Nonetheless, Flowers clearly felt he was on a roll. “I put it to you that you frightened the life out of him after he told you about going off with this woman,” he persisted.
“I did no such thing,” Greenaway flattened his voice out again. “No such thing.”
Swaffer scribbled: Stoic in the face of the defence’s barrage of insinuation, Edward Greenaway proved to the jury the qualities that have earned him the rank of Detective Chief Inspector. He is the tower of strength we require to uphold the truth.
– . –
Flowers called Cummins himself to the dock next. During Greenaway’s testimony, the airman had assumed an air of nervous bewilderment, which he persisted with in the witness box, his hands clasped tremulously together in front of him.

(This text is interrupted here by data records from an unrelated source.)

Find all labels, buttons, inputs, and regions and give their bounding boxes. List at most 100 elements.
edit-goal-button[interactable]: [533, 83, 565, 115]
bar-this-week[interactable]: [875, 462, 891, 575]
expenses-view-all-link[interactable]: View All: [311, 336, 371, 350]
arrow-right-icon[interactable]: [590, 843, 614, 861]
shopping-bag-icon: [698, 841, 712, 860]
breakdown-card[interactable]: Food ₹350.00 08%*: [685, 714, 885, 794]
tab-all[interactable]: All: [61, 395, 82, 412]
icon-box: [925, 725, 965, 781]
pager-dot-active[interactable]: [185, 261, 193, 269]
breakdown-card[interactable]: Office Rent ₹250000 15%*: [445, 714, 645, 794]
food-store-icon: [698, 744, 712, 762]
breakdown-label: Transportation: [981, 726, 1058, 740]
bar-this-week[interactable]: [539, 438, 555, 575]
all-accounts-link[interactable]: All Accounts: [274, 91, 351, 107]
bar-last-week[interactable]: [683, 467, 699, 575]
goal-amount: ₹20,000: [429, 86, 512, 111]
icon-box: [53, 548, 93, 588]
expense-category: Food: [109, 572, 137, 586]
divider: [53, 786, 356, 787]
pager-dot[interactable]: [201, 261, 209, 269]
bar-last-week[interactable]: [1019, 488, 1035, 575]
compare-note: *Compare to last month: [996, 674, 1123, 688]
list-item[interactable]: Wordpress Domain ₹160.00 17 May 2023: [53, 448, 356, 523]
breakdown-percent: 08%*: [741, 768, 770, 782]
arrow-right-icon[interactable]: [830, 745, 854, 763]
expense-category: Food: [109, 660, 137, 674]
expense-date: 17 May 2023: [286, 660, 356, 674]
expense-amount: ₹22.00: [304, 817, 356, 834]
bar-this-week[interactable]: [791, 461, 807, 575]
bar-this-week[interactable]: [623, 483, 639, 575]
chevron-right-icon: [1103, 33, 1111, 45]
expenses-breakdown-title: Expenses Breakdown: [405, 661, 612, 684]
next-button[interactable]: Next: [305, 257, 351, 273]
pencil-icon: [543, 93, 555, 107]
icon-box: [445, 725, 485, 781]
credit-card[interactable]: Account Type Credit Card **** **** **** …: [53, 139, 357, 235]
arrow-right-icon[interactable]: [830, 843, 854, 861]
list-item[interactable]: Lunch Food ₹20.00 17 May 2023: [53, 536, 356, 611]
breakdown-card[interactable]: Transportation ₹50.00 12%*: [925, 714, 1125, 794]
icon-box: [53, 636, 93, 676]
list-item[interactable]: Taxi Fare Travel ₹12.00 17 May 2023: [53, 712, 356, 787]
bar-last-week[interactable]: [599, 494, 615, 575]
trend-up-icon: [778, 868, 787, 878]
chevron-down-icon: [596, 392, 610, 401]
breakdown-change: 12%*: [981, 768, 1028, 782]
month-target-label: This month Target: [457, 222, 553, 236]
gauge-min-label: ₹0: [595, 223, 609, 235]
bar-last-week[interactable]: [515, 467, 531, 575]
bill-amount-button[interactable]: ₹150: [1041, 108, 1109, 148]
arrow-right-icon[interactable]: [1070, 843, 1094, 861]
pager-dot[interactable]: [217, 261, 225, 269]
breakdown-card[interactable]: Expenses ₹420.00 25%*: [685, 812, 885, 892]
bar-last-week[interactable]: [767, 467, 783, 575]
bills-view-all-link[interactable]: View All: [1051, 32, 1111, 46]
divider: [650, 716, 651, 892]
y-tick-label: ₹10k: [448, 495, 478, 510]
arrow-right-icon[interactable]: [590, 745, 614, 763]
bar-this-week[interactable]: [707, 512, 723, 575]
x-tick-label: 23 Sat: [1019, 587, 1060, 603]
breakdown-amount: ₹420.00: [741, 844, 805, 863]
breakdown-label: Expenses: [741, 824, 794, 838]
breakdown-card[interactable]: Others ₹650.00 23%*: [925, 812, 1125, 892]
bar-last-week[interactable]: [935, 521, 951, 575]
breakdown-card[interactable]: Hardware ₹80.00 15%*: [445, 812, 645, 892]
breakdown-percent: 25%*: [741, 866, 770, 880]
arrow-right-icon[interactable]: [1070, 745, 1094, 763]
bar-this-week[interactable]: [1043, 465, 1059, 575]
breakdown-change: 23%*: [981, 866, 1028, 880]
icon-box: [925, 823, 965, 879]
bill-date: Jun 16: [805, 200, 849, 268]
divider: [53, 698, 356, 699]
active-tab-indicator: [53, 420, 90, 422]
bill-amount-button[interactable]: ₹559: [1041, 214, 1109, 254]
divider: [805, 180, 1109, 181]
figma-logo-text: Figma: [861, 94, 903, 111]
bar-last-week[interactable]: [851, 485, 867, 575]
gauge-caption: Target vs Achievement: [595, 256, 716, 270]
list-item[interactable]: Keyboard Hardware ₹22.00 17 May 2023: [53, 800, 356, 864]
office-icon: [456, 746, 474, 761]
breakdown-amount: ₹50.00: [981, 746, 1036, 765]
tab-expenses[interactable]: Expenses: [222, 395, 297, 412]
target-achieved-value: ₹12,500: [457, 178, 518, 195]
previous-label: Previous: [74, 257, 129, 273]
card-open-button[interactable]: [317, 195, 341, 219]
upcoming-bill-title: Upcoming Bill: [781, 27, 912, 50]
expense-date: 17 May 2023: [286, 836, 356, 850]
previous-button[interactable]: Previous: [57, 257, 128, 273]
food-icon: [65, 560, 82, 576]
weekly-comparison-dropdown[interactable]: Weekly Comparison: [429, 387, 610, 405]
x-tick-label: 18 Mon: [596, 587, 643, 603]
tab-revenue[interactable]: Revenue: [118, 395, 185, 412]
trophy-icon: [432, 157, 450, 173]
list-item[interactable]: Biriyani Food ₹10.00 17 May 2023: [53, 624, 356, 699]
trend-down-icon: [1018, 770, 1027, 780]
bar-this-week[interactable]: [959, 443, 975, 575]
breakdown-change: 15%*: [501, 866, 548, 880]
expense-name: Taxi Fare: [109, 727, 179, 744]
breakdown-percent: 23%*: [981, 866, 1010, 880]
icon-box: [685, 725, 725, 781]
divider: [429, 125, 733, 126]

“Would you tell My Lord and the jury, what, if anything, had been said to you by Mr Greenaway just before you made your statement?” Flowers asked.
Casting a brief look of terror in the DCI’s direction, Cummins proceeded in his best King’s English. “I told him I was very glad to see him, because I had every confidence we could sort out this misunderstanding he had of me like gentlemen. To which Inspector Greenaway replied that I had him at a disadvantage for he was no gentleman.”
“And then, what did Mr Greenaway say to you when you told him you had been with a woman in Wardour Street on the night of the ninth of February?”